On a terminal, the SE Proxy API could be interfaced with several plugins at a time, in order to address PO and CSM, to operate both local and remote readers, supporting both PC/SC and proprietary readers
The aim of the commands module is to be defined the APDU commands’ sets for PO & CSM. All these commands could be operated independently in standalone.
To manage PO & CSM APDU command, the library requires:
- functions to build APDU requests in order to generate the arrays of bytes to send to a SE in a APDU requests’ group,
- functions to parse the arrays of bytes replied by the SE in a APDU responses’ group.
The high level Calypso transaction module is defined on top of the PO & CSM commands’ API. The aim of this transaction module is to automate security operations linked to a session or a transaction. Through this layer of API, an application doesn’t require to manage directly CSM operations (like proposed by lots of contactless readers which embed CSM slots).
In a distributed architecture, the ticketing system is split between local lightweight terminals operating a Calypso PO, and a centralized ABT (Account Based Ticketing) server managing the SAM security. The distributed architecture is a simple evolution of the local architecture which is split in two parts:
- the “Local Lightweight Ticketing Client” which operates the “Graphical User Interface” and the “Calypso PO Reader” management,
- the “Remote ABT server” which centralizes the “ Customer Data Base” (access rights & registrated PO), the “Ticketing Processing” (PO authentication & update) and the “Calypso SAM Reader” Management.
A “Ticketing Client” requests the “ABT Server” for ticketing operations; there could be several Ticketing Clients at a time requesting the ABT Server (necessarily for different Calypso POs). The ABT Server could integrate several Calypso SAMs in order to satisfy several Ticketing Client sessions at a time. Cards or SAM’s commands are grouped to limit network exchanges for mobile, embedded terminal or server solution.
As presented on the figure below, can be found:
- On the server side, as same as for a local architecture:
- the “Calypso SDK” and
- the “Plugins” (the remote SE Plugins & the Smart Card IO Plugin).
But in addition, the “virtual SE Master Service is defined”: it’s a web client on which the “Remote SE Plugin” is built; it drives a remote “Native SE Slave Service” as through a “bridge”.
- On the client side, as same as for a local architecture:
- Plugins are defined (the “NFC Reader Plugin” for the Android environment, or the “Smart Card IO Plugin for a java PC environment).
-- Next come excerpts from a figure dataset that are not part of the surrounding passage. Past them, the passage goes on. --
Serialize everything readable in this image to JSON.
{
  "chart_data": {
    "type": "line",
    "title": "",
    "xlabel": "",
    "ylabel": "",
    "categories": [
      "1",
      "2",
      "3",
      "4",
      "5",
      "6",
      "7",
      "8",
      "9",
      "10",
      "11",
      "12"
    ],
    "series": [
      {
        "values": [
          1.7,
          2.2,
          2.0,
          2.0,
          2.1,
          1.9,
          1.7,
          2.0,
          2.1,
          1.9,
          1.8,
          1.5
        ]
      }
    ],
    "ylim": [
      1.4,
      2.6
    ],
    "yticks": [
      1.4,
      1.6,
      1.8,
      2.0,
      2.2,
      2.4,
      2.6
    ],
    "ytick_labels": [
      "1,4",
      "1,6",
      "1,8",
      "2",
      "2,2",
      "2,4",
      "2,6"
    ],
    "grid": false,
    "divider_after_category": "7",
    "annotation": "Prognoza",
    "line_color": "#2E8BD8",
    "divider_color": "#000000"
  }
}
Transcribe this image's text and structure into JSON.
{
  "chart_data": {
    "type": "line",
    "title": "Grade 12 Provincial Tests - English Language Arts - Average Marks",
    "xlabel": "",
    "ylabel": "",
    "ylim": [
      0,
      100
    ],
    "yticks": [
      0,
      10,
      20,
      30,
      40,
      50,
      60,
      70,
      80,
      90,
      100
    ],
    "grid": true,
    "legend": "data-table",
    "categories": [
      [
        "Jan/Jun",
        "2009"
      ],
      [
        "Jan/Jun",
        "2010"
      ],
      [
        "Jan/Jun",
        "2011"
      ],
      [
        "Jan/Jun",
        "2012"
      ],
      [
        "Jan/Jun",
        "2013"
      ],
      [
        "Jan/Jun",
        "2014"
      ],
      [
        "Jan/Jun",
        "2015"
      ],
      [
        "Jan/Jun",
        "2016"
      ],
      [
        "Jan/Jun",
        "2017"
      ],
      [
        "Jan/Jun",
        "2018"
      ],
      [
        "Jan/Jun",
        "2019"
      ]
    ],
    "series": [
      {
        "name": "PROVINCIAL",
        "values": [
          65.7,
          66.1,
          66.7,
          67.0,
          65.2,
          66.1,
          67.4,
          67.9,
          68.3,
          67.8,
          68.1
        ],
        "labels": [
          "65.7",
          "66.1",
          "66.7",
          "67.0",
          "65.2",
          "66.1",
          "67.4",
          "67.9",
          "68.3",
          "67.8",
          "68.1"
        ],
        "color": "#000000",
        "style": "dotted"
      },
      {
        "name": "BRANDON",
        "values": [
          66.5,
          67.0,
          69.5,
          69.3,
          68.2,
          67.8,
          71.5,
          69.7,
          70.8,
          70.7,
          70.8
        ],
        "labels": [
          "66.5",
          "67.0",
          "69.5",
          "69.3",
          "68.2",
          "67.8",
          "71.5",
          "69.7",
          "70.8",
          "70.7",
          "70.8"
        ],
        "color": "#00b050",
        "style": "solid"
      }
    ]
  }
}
- The “Calypso SDK” is also present but only its lowest layer is involved, the “SE Proxy API”.
A “Native SE Server Service” is added this service called by a “Remote SE Plugin” works on top a local “SE Proxy API”, it follows the remote ApduRequest requests from the SE bridge. Several ticketing sessions can be managed in parallel. The number of ticketing sessions that can be operated by the server at a time is restricted by the number connected Calypso SAM.
- In case there is no SAM available, a new ticketing session is put on hold until the release of a SAM.
- During a ticketing session (between a Ticketing Client and a ABT Server) a SAM can be allocated only for the duration of an operated Calypso secure session.